Wednesday, December 17, 2008

"A Whiff of Inflationary Grapeshot"

Paul Krugman, NY Times columnist, Professor of Economics at Princeton University, and winner of the 2008 Nobel Prize in Economics, posted an article a couple of hours ago reiterating the approach featured and advocated on this blog a number of times: that deflationary ("liquidity trap") situations require inflationary responses.

Dr. Krugman's post this morning goes into an interesting theoretical detail we should be watching out for -- namely, how the Fed and Treasury are not limited in their response to the crisis with 0% interest rates. They can do more by credibly promising inflation.
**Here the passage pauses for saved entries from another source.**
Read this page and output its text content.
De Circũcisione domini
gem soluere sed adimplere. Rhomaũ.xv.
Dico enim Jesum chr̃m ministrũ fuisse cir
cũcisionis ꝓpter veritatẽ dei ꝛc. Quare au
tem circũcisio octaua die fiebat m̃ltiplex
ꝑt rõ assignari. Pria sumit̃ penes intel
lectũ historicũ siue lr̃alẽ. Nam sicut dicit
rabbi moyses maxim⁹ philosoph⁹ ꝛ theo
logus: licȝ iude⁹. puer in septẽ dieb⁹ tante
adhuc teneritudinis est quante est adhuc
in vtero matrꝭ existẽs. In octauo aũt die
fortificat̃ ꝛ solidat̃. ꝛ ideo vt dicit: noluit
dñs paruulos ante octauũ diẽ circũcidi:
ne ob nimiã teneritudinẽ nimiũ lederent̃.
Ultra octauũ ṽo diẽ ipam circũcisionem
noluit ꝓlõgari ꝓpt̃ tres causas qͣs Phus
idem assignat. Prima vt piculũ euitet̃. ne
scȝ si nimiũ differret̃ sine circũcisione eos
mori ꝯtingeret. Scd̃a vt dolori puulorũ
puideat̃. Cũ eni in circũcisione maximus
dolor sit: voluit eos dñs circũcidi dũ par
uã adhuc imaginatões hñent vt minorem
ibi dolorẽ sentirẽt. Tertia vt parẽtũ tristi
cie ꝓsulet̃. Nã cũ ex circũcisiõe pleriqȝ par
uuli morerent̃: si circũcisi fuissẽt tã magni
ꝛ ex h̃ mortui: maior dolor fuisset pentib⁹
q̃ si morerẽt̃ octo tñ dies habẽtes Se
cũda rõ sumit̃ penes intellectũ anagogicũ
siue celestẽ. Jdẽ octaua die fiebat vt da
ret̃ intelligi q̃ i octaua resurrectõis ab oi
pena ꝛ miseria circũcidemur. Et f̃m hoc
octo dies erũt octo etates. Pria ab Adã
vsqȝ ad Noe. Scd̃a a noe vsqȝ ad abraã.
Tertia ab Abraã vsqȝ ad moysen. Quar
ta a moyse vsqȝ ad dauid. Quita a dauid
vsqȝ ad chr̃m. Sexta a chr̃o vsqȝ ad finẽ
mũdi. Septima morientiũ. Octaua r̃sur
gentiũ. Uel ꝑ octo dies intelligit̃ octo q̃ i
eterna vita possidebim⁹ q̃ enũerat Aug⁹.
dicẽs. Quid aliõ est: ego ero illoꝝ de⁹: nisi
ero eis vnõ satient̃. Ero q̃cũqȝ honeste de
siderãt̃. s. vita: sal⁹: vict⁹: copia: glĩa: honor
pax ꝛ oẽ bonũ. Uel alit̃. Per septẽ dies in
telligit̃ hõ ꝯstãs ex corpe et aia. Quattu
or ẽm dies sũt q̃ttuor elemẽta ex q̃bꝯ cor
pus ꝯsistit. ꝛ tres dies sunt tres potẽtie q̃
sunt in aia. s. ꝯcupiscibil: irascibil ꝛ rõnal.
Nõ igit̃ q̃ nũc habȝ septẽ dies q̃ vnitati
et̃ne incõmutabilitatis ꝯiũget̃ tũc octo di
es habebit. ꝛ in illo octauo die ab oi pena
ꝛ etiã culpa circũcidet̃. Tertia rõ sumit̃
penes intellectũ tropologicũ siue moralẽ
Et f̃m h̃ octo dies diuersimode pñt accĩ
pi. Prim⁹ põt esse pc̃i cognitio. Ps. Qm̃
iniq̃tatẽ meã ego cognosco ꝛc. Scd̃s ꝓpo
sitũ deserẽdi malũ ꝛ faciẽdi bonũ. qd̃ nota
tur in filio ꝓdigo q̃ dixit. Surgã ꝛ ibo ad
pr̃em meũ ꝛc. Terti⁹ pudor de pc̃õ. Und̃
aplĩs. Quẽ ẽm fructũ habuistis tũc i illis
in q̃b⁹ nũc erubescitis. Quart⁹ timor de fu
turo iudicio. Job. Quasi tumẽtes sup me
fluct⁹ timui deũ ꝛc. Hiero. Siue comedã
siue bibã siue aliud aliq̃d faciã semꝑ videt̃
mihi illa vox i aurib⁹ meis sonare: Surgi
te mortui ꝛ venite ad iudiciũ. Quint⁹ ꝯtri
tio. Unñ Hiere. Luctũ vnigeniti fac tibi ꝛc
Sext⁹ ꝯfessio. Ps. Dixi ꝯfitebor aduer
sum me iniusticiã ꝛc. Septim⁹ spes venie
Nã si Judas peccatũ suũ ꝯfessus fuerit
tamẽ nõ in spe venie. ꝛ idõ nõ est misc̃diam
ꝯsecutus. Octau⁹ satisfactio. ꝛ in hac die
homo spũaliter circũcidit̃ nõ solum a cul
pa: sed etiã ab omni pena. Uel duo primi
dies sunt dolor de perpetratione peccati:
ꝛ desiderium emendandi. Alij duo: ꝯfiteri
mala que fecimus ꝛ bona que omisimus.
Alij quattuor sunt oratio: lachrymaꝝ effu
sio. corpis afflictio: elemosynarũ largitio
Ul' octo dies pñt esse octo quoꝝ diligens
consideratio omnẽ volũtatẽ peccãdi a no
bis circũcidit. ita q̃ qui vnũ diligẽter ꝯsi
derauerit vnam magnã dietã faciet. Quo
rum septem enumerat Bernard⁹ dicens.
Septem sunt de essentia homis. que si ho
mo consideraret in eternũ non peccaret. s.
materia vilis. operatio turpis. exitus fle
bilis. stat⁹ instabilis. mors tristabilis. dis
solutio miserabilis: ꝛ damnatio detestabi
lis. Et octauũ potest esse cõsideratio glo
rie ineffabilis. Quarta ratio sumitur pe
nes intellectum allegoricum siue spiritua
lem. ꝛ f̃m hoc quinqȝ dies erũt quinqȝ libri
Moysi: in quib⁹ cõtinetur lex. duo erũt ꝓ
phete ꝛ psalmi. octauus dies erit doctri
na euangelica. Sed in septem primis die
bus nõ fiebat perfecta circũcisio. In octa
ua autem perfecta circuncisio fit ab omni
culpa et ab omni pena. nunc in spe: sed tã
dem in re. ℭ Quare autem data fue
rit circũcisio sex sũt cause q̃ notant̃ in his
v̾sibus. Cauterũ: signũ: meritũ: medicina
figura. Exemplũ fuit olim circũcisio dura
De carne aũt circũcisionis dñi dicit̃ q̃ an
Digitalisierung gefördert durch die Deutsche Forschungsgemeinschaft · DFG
Actually, Greg [Mankiw, a Harvard economist] has arrived at the same conclusion I did more than a decade ago, when I tried to model the problems then facing Japan, and now facing us. As I pointed out back then, the essence of a liquidity trap is that the real interest rate is too high, even when the nominal rate is zero. So the theoretically “correct” answer, if you can swing it, is to create expected inflation, pushing the real rate down.
Professor Krugman was roundly criticized for his analysis in the 1990's, however he has of course been vindicated since. A perfect market example of his argument can be found right now in government bonds, "treasuries" -- the recent issue of bonds by the government actually have negative interest rates when traded in the open market between investors. This means investors are willing to guarantee they lose money invested in exchange for the perceived safeness of their investment. Thus, the implication is that the real rate is too high, thereby depressing the economy. (High interest rates depress the economy.)

What we should be most cautious and vigilant about right now are people who are arguing moralism over pragmatism. In other words, let's not cut our noses off to spite our face. Doing so in this case will cause more American children to go hungry, Americans to go without health care, and American families to lose their homes and/or their incomes, which generally undermines family dynamics. We're in the gray here.

Krugman warns:
[Moralists argued that] Japan was supposed to suffer for its sins, not inflate its way out of them. I wonder if similar proposals for the United States will receive the same reception.
If you've heard Tim Pawlenty lately and others seeking a false and cynical "moral high ground" on federal spending (on the heels of our bipartisan government doubling the national debt in the last 8 years, and at the same time governors like him and municipalities plan for more debt and more spending in the face of the crisis), we need to "remember Japan." Let's not make this crisis a decade-long phenomenon.